No wonder I couldn’t remember it.
The words were practically foreign to him. How much time had passed since he’d stopped wishing for something like that? Since he’d begun to think he wasn’t qualified to wish for such a thing?

In an attempt to protect the people of the house he’d served as the knight Kevin Legnard, he’d tried to twist their deaths into another destiny. As a result, he’d lost everyone who was important to him.

They’d been lost because of what he’d done.

He’d thought it could never be all right for someone like him to wish for “tomorrow.”

But if it wasn’t for him… If it was for someone else…

If his wish were simply that she would be visited by a happy tomorrow…

He thought that might be permitted.

“…My.”

After he’d repeated the short lyrics and the leisurely
melody a few times, Sharon was breathing peacefully, sound asleep, still seated in her chair. Break was startled that it had worked.

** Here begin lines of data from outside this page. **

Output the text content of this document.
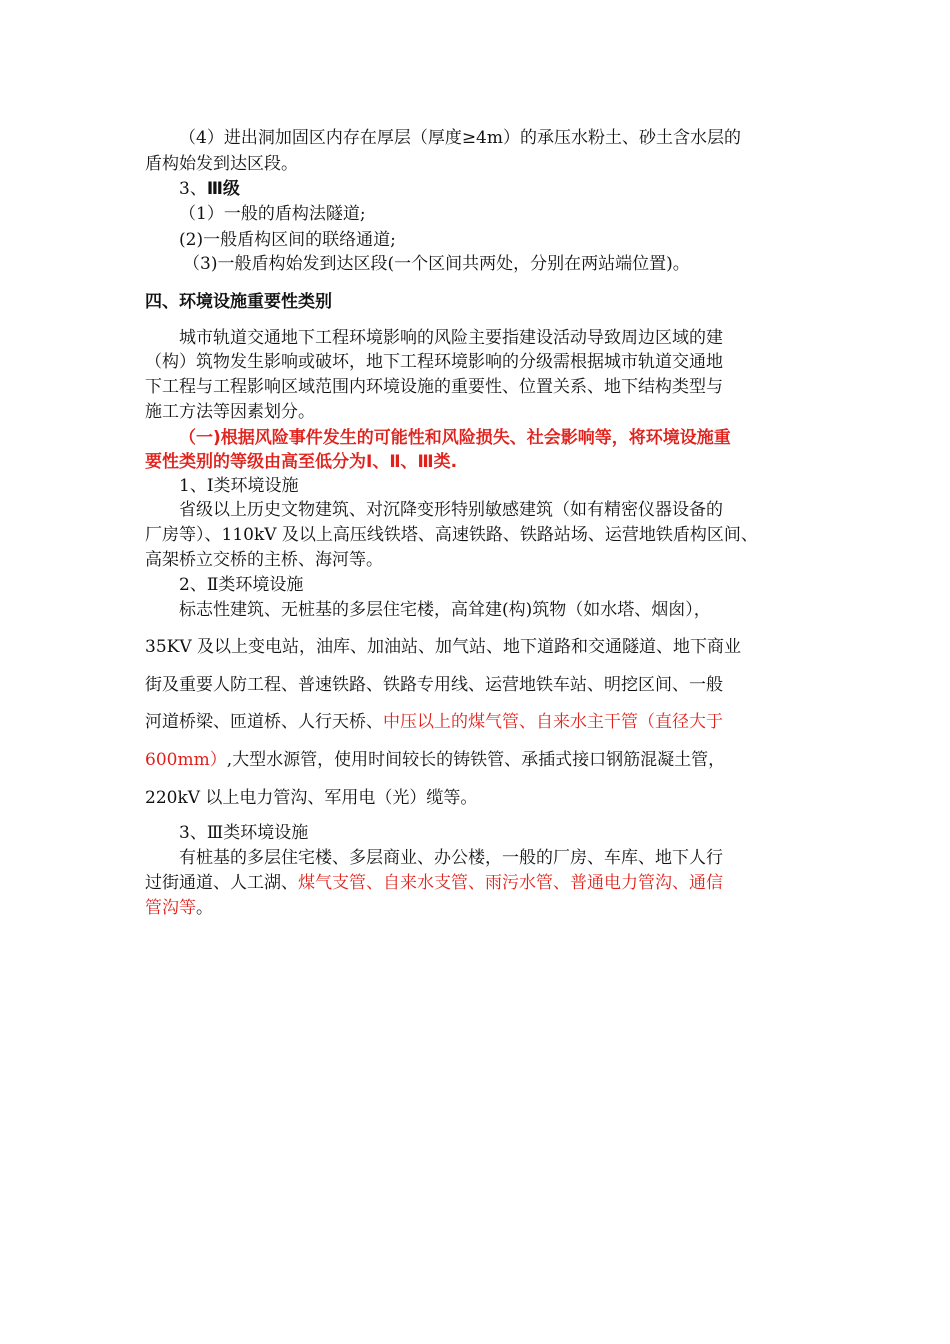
（4）进出洞加固区内存在厚层（厚度≥4m）的承压水粉土、砂土含水层的
盾构始发到达区段。
3、Ⅲ级
（1）一般的盾构法隧道;
(2)一般盾构区间的联络通道;
（3)一般盾构始发到达区段(一个区间共两处，分别在两站端位置)。
四、环境设施重要性类别
城市轨道交通地下工程环境影响的风险主要指建设活动导致周边区域的建
（构）筑物发生影响或破坏，地下工程环境影响的分级需根据城市轨道交通地
下工程与工程影响区域范围内环境设施的重要性、位置关系、地下结构类型与
施工方法等因素划分。
（一)根据风险事件发生的可能性和风险损失、社会影响等，将环境设施重
要性类别的等级由高至低分为Ⅰ、Ⅱ、Ⅲ类.
1、Ⅰ类环境设施
省级以上历史文物建筑、对沉降变形特别敏感建筑（如有精密仪器设备的
厂房等）、110kV 及以上高压线铁塔、高速铁路、铁路站场、运营地铁盾构区间、
高架桥立交桥的主桥、海河等。
2、Ⅱ类环境设施
标志性建筑、无桩基的多层住宅楼，高耸建(构)筑物（如水塔、烟囱），
35KV 及以上变电站，油库、加油站、加气站、地下道路和交通隧道、地下商业
街及重要人防工程、普速铁路、铁路专用线、运营地铁车站、明挖区间、一般
河道桥梁、匝道桥、人行天桥、中压以上的煤气管、自来水主干管（直径大于
600mm）,大型水源管，使用时间较长的铸铁管、承插式接口钢筋混凝土管，
220kV 以上电力管沟、军用电（光）缆等。
3、Ⅲ类环境设施
有桩基的多层住宅楼、多层商业、办公楼，一般的厂房、车库、地下人行
过街通道、人工湖、煤气支管、自来水支管、雨污水管、普通电力管沟、通信
管沟等。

Sharon must have been sleepy to begin with, but still.

That said, the plan had been for her to return to her room if she began to feel sleepy.

Her face looked so young as she slept that he was reminded of when he’d met her. He thought it might be nice to gaze at that face for a while, but then thought better of it.

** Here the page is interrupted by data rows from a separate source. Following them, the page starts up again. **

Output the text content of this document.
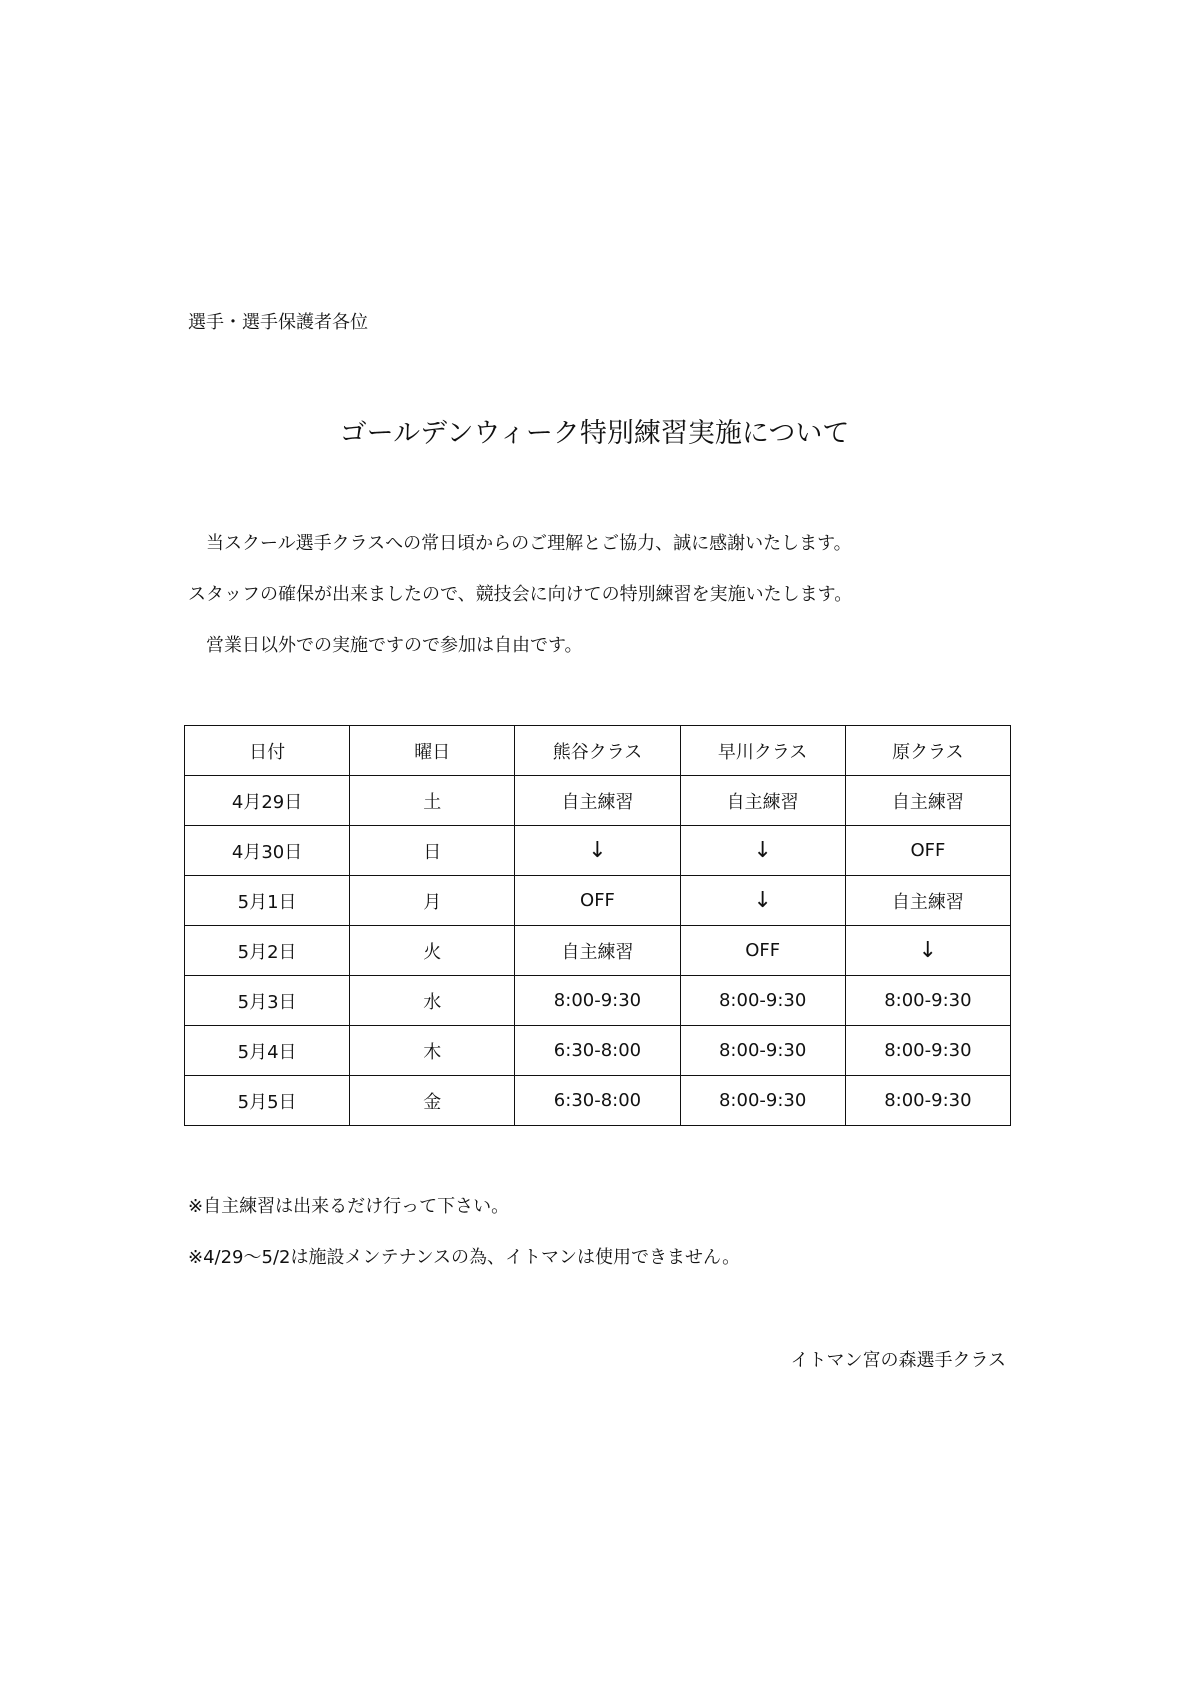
選手・選手保護者各位
ゴールデンウィーク特別練習実施について
　当スクール選手クラスへの常日頃からのご理解とご協力、誠に感謝いたします。
スタッフの確保が出来ましたので、競技会に向けての特別練習を実施いたします。
　営業日以外での実施ですので参加は自由です。
日付	曜日	熊谷クラス	早川クラス	原クラス
4月29日	土	自主練習	自主練習	自主練習
4月30日	日	↓	↓	OFF
5月1日	月	OFF	↓	自主練習
5月2日	火	自主練習	OFF	↓
5月3日	水	8:00-9:30	8:00-9:30	8:00-9:30
5月4日	木	6:30-8:00	8:00-9:30	8:00-9:30
5月5日	金	6:30-8:00	8:00-9:30	8:00-9:30
※自主練習は出来るだけ行って下さい。
※4/29〜5/2は施設メンテナンスの為、イトマンは使用できません。
イトマン宮の森選手クラス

For a short while, Break thought, but there was only one answer.

“…I suppose there’s no help for it,” he murmured.

He got up from his chair and went around to stand beside the sleeping Sharon. Then, with practiced hands, he lifted Sharon’s petite body, cradling her sideways in the position commonly known as a princess carry. Holding Sharon, he walked to the door, opened it dexterously, and went out into the deserted corridor.

As he made his way to Sharon’s room, he came across the white cat Reim had been chasing. Apparently it had managed to lose Reim and come back. “Mew,” the cat said, looking up at him, and Break cautioned it: “Shh.”

Then, in a hushed, mischievous voice, he said, “Listen.

“You
mustn’t
disturb my lady’s slumber.”

He walked along the silent corridor, climbed the stairs, and entered Sharon’s room.

He laid Sharon down on the bed and gently pulled the down comforter over her.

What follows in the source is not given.